Re: Using flatMap on Dataframes with Spark 2.0

2016-07-27 Thread Julien Nauroy
Just a follow-up on my last question: the RowEncoder has to be defined AFTER 
declaring the columns, or else the new columns won't be serialized and will 
disappear after the flatMap. 
So the code should look like: 
var df1 = spark.read.parquet(fileName) 


df1 = df1.withColumn("newCol", df1.col("anyExistingCol")) 
df1.printSchema() // here newCol exists 

implicit val encoder: ExpressionEncoder[Row] = RowEncoder(df1.schema) 
df1 = df1.flatMap(x => List(x)) 
df1.printSchema() // newCol still exists! 


Julien 



- Mail original -

De: "Julien Nauroy"  
À: "Sun Rui"  
Cc: user@spark.apache.org 
Envoyé: Dimanche 24 Juillet 2016 12:43:42 
Objet: Re: Using flatMap on Dataframes with Spark 2.0 

Hi again, 

Just another strange behavior I stumbled upon. Can anybody reproduce it? 
Here's the code snippet in scala: 
var df1 = spark.read.parquet(fileName) 


df1 = df1.withColumn("newCol", df1.col("anyExistingCol")) 
df1.printSchema() // here newCol exists 
df1 = df1.flatMap(x => List(x)) 
df1.printSchema() // newCol has disappeared 

Any idea what I could be doing wrong? Why would newCol disappear? 


Cheers, 
Julien 



- Mail original -

De: "Julien Nauroy"  
À: "Sun Rui"  
Cc: user@spark.apache.org 
Envoyé: Samedi 23 Juillet 2016 23:39:08 
Objet: Re: Using flatMap on Dataframes with Spark 2.0 

Thanks, it works like a charm now! 

Not sure how I could have found it by myself though. 
Maybe the error message when you don't specify the encoder should point to 
RowEncoder. 


Cheers, 
Julien 

- Mail original -

De: "Sun Rui"  
À: "Julien Nauroy"  
Cc: user@spark.apache.org 
Envoyé: Samedi 23 Juillet 2016 16:27:43 
Objet: Re: Using flatMap on Dataframes with Spark 2.0 

You should use : 
import org.apache.spark.sql.catalyst.encoders.RowEncoder 

val df = spark.read.parquet(fileName) 

implicit val encoder: ExpressionEncoder[Row] = RowEncoder(df.schema) 

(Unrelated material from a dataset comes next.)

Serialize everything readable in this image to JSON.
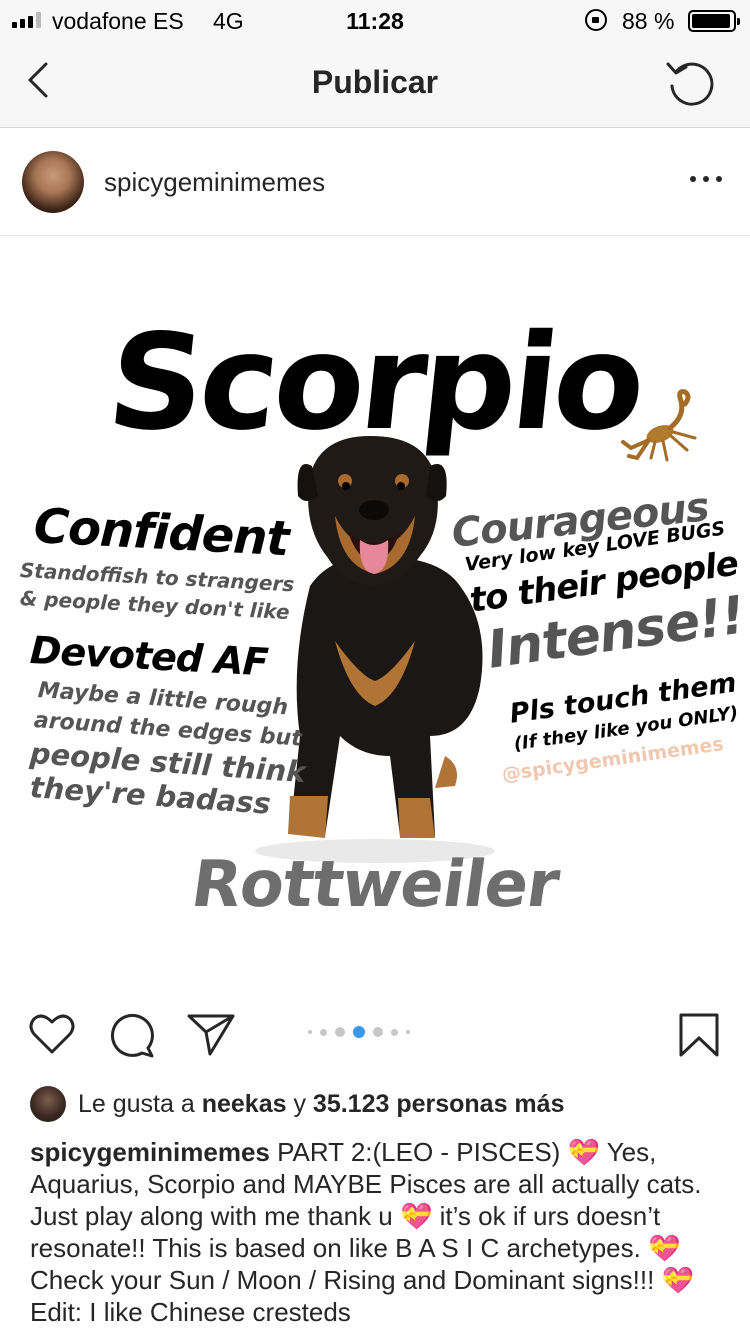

val df1 = df.flatMap { x => List(x) } 



On Jul 23, 2016, at 22:01, Julien Nauroy < julien.nau...@u-psud.fr > wrote: 

Thanks for your quick reply. 

I've tried with this encoder: 
implicit def RowEncoder: org.apache.spark.sql.Encoder[Row] = 
org.apache.spark.sql.Encoders.kryo[Row] 
Using a suggestion from 
http://stackoverflow.com/questions/36648128/how-to-store-custom-objects-in-a-dataset-in-spark-1-6
 

How did you setup your encoder? 


- Mail original -

De: "Sun Rui" < sunrise_...@163.com > 
À: "Julien Nauroy" < julien.nau...@u-psud.fr > 
Cc: user@spark.apache.org 
Envoyé: Samedi 23 Juillet 2016 15:55:21 
Objet: Re: Using flatMap on Dataframes with Spark 2.0 

I did a try. the schema after flatMap is the same, which is expected. 

What’s your Row encoder? 



On Jul 23, 2016, at 20:36, Julien Nauroy < julien.nau...@u-psud.fr > wrote: 

Hi, 

I'm trying to call flatMap on a Dataframe with Spark 2.0 (rc5). 
The code is the following: 
var data = spark.read.parquet(fileName).flatMap(x => List(x)) 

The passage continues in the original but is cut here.